Clinton told Chuck Todd of NBC's "Meet the Press" that she's tried as best she can to answer questions. She said she understands that voters have concerns but hopes they will also consider her vision for the country.

Clinton said she was not involved in her attorneys' review of her server or emails, adding that she "didn't want to be looking over their shoulder."

"But what I have tried to do in explaining this is to provide more transparency and more information than absolutely that I'm aware of who's ever served in the government, and I'm happy to do that because I want these questions to be answered," she told Todd.

The "drip, drip, drip" nature of the investigation makes it difficult to control, she said.

"I can't predict to you what the Republicans will come up with, what kind of, you know, charges or claims they might make," she told Todd. "I have no control over that. I can only do the best I can to try to respond."

Three takeaways from the new NBC/Wall Street Journal poll

The latest NBC/Wall Street Journal poll confirms three key facts about the presidential race.

Outsiders rule in the GOP: With Donald Trump and Ben Carson effectively tied for the lead, at 21% and 20%, and Carly Fiorina tied with Sen. Marco Rubio for second place with 11%, more than half of GOP voters are opting for a candidate who has never held elective office.

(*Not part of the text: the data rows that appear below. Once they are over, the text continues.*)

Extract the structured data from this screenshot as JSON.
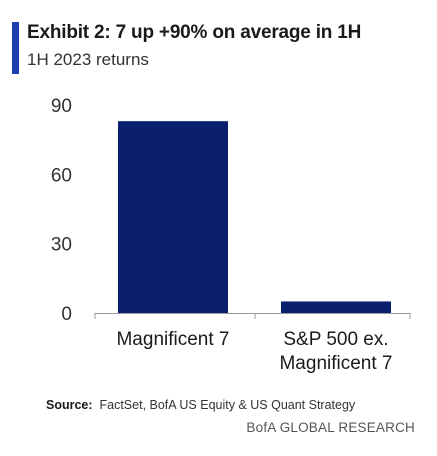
{
  "header": {
    "title": "Exhibit 2: 7 up +90% on average in 1H",
    "subtitle": "1H 2023 returns"
  },
  "footer": {
    "source_label": "Source:",
    "source_text": "FactSet, BofA US Equity & US Quant Strategy",
    "credit": "BofA GLOBAL RESEARCH"
  },
  "colors": {
    "accent": "#1e3fae",
    "bar": "#0a1f6e",
    "axis": "#999999"
  },
  "chart_data": {
    "type": "bar",
    "categories": [
      [
        "Magnificent 7"
      ],
      [
        "S&P 500 ex.",
        "Magnificent 7"
      ]
    ],
    "values": [
      83,
      5
    ],
    "title": "Exhibit 2: 7 up +90% on average in 1H",
    "subtitle": "1H 2023 returns",
    "xlabel": "",
    "ylabel": "",
    "ylim": [
      0,
      90
    ],
    "yticks": [
      0,
      30,
      60,
      90
    ],
    "grid": false,
    "legend": "none"
  }
}
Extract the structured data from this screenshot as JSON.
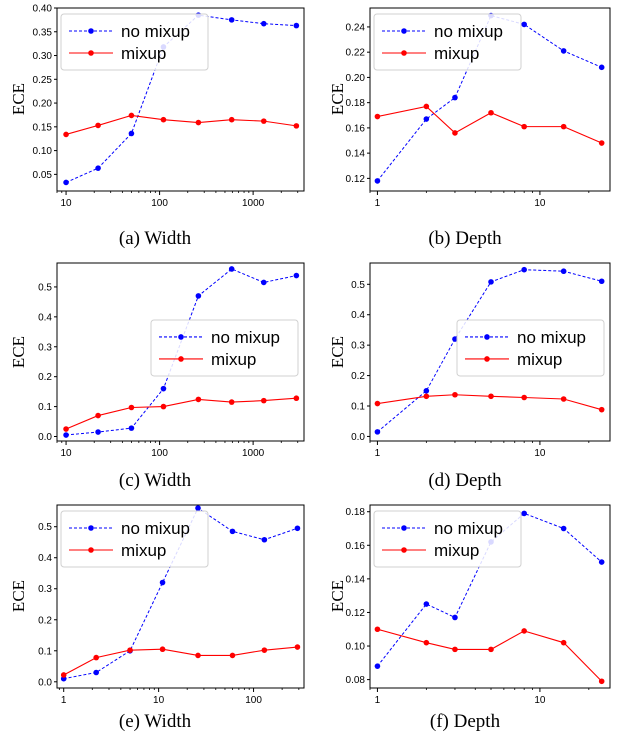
{
  "chart_data": [
    {
      "type": "line",
      "caption": "(a) Width",
      "ylabel": "ECE",
      "xscale": "log",
      "xlim": [
        8,
        3500
      ],
      "ylim": [
        0.015,
        0.4
      ],
      "xticks": [
        10,
        100,
        1000
      ],
      "yticks": [
        0.05,
        0.1,
        0.15,
        0.2,
        0.25,
        0.3,
        0.35,
        0.4
      ],
      "ytick_labels": [
        "0.05",
        "0.10",
        "0.15",
        "0.20",
        "0.25",
        "0.30",
        "0.35",
        "0.40"
      ],
      "legend": "top-left",
      "x": [
        10,
        22,
        50,
        110,
        260,
        590,
        1300,
        2900
      ],
      "series": [
        {
          "name": "no mixup",
          "color": "#0000ff",
          "dash": true,
          "values": [
            0.033,
            0.063,
            0.136,
            0.318,
            0.385,
            0.375,
            0.367,
            0.363
          ]
        },
        {
          "name": "mixup",
          "color": "#ff0000",
          "dash": false,
          "values": [
            0.134,
            0.153,
            0.174,
            0.165,
            0.159,
            0.165,
            0.162,
            0.152
          ]
        }
      ]
    },
    {
      "type": "line",
      "caption": "(b) Depth",
      "ylabel": "ECE",
      "xscale": "log",
      "xlim": [
        0.9,
        27
      ],
      "ylim": [
        0.11,
        0.255
      ],
      "xticks": [
        1,
        10
      ],
      "yticks": [
        0.12,
        0.14,
        0.16,
        0.18,
        0.2,
        0.22,
        0.24
      ],
      "ytick_labels": [
        "0.12",
        "0.14",
        "0.16",
        "0.18",
        "0.20",
        "0.22",
        "0.24"
      ],
      "legend": "top-left",
      "x": [
        1,
        2,
        3,
        5,
        8,
        14,
        24
      ],
      "series": [
        {
          "name": "no mixup",
          "color": "#0000ff",
          "dash": true,
          "values": [
            0.118,
            0.167,
            0.184,
            0.249,
            0.242,
            0.221,
            0.208
          ]
        },
        {
          "name": "mixup",
          "color": "#ff0000",
          "dash": false,
          "values": [
            0.169,
            0.177,
            0.156,
            0.172,
            0.161,
            0.161,
            0.148
          ]
        }
      ]
    },
    {
      "type": "line",
      "caption": "(c) Width",
      "ylabel": "ECE",
      "xscale": "log",
      "xlim": [
        8,
        3500
      ],
      "ylim": [
        -0.015,
        0.58
      ],
      "xticks": [
        10,
        100,
        1000
      ],
      "yticks": [
        0.0,
        0.1,
        0.2,
        0.3,
        0.4,
        0.5
      ],
      "ytick_labels": [
        "0.0",
        "0.1",
        "0.2",
        "0.3",
        "0.4",
        "0.5"
      ],
      "legend": "center-right",
      "x": [
        10,
        22,
        50,
        110,
        260,
        590,
        1300,
        2900
      ],
      "series": [
        {
          "name": "no mixup",
          "color": "#0000ff",
          "dash": true,
          "values": [
            0.005,
            0.015,
            0.028,
            0.16,
            0.47,
            0.56,
            0.515,
            0.538
          ]
        },
        {
          "name": "mixup",
          "color": "#ff0000",
          "dash": false,
          "values": [
            0.025,
            0.07,
            0.097,
            0.1,
            0.124,
            0.115,
            0.12,
            0.128
          ]
        }
      ]
    },
    {
      "type": "line",
      "caption": "(d) Depth",
      "ylabel": "ECE",
      "xscale": "log",
      "xlim": [
        0.9,
        27
      ],
      "ylim": [
        -0.015,
        0.57
      ],
      "xticks": [
        1,
        10
      ],
      "yticks": [
        0.0,
        0.1,
        0.2,
        0.3,
        0.4,
        0.5
      ],
      "ytick_labels": [
        "0.0",
        "0.1",
        "0.2",
        "0.3",
        "0.4",
        "0.5"
      ],
      "legend": "center-right",
      "x": [
        1,
        2,
        3,
        5,
        8,
        14,
        24
      ],
      "series": [
        {
          "name": "no mixup",
          "color": "#0000ff",
          "dash": true,
          "values": [
            0.015,
            0.15,
            0.32,
            0.508,
            0.548,
            0.543,
            0.51
          ]
        },
        {
          "name": "mixup",
          "color": "#ff0000",
          "dash": false,
          "values": [
            0.108,
            0.132,
            0.137,
            0.132,
            0.128,
            0.123,
            0.088
          ]
        }
      ]
    },
    {
      "type": "line",
      "caption": "(e) Width",
      "ylabel": "ECE",
      "xscale": "log",
      "xlim": [
        0.85,
        340
      ],
      "ylim": [
        -0.02,
        0.57
      ],
      "xticks": [
        1,
        10,
        100
      ],
      "yticks": [
        0.0,
        0.1,
        0.2,
        0.3,
        0.4,
        0.5
      ],
      "ytick_labels": [
        "0.0",
        "0.1",
        "0.2",
        "0.3",
        "0.4",
        "0.5"
      ],
      "legend": "top-left",
      "x": [
        1,
        2.2,
        5,
        11,
        26,
        60,
        130,
        290
      ],
      "series": [
        {
          "name": "no mixup",
          "color": "#0000ff",
          "dash": true,
          "values": [
            0.01,
            0.03,
            0.1,
            0.32,
            0.56,
            0.485,
            0.458,
            0.495
          ]
        },
        {
          "name": "mixup",
          "color": "#ff0000",
          "dash": false,
          "values": [
            0.022,
            0.078,
            0.102,
            0.105,
            0.085,
            0.085,
            0.102,
            0.112
          ]
        }
      ]
    },
    {
      "type": "line",
      "caption": "(f) Depth",
      "ylabel": "ECE",
      "xscale": "log",
      "xlim": [
        0.9,
        27
      ],
      "ylim": [
        0.075,
        0.184
      ],
      "xticks": [
        1,
        10
      ],
      "yticks": [
        0.08,
        0.1,
        0.12,
        0.14,
        0.16,
        0.18
      ],
      "ytick_labels": [
        "0.08",
        "0.10",
        "0.12",
        "0.14",
        "0.16",
        "0.18"
      ],
      "legend": "top-left",
      "x": [
        1,
        2,
        3,
        5,
        8,
        14,
        24
      ],
      "series": [
        {
          "name": "no mixup",
          "color": "#0000ff",
          "dash": true,
          "values": [
            0.088,
            0.125,
            0.117,
            0.162,
            0.179,
            0.17,
            0.15
          ]
        },
        {
          "name": "mixup",
          "color": "#ff0000",
          "dash": false,
          "values": [
            0.11,
            0.102,
            0.098,
            0.098,
            0.109,
            0.102,
            0.079
          ]
        }
      ]
    }
  ]
}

Trump's support has topped out: This is now the fifth consecutive poll from a major survey organization showing Trump's support flat or slightly down. The previous NBC/WSJ poll in July had his backing at 19%.

Trump may not be in decline, but the heady days of rapid ascent seem over, at least for now.

Vice President Joe Biden would cut heavily into Hillary Rodham Clinton's support if he runs:

But at 17%, Biden is not exactly getting a resounding "run, Joe, run" from Democratic voters.

Biden doesn't affect support for Sen. Bernie Sanders of Vermont much at all -- Sanders gets 35% when Biden's name is included in the poll and 38% when it's not, a difference that is well within the survey's margin of error of 6.1 percentage points.

But Clinton drops from 53% without Biden in the race to 42% with him. That 53% figure is 6 points less than in July, a drop, but not necessarily a huge one given the survey's margin of error. With or without the vice president in the race, Clinton remains a formidable front runner.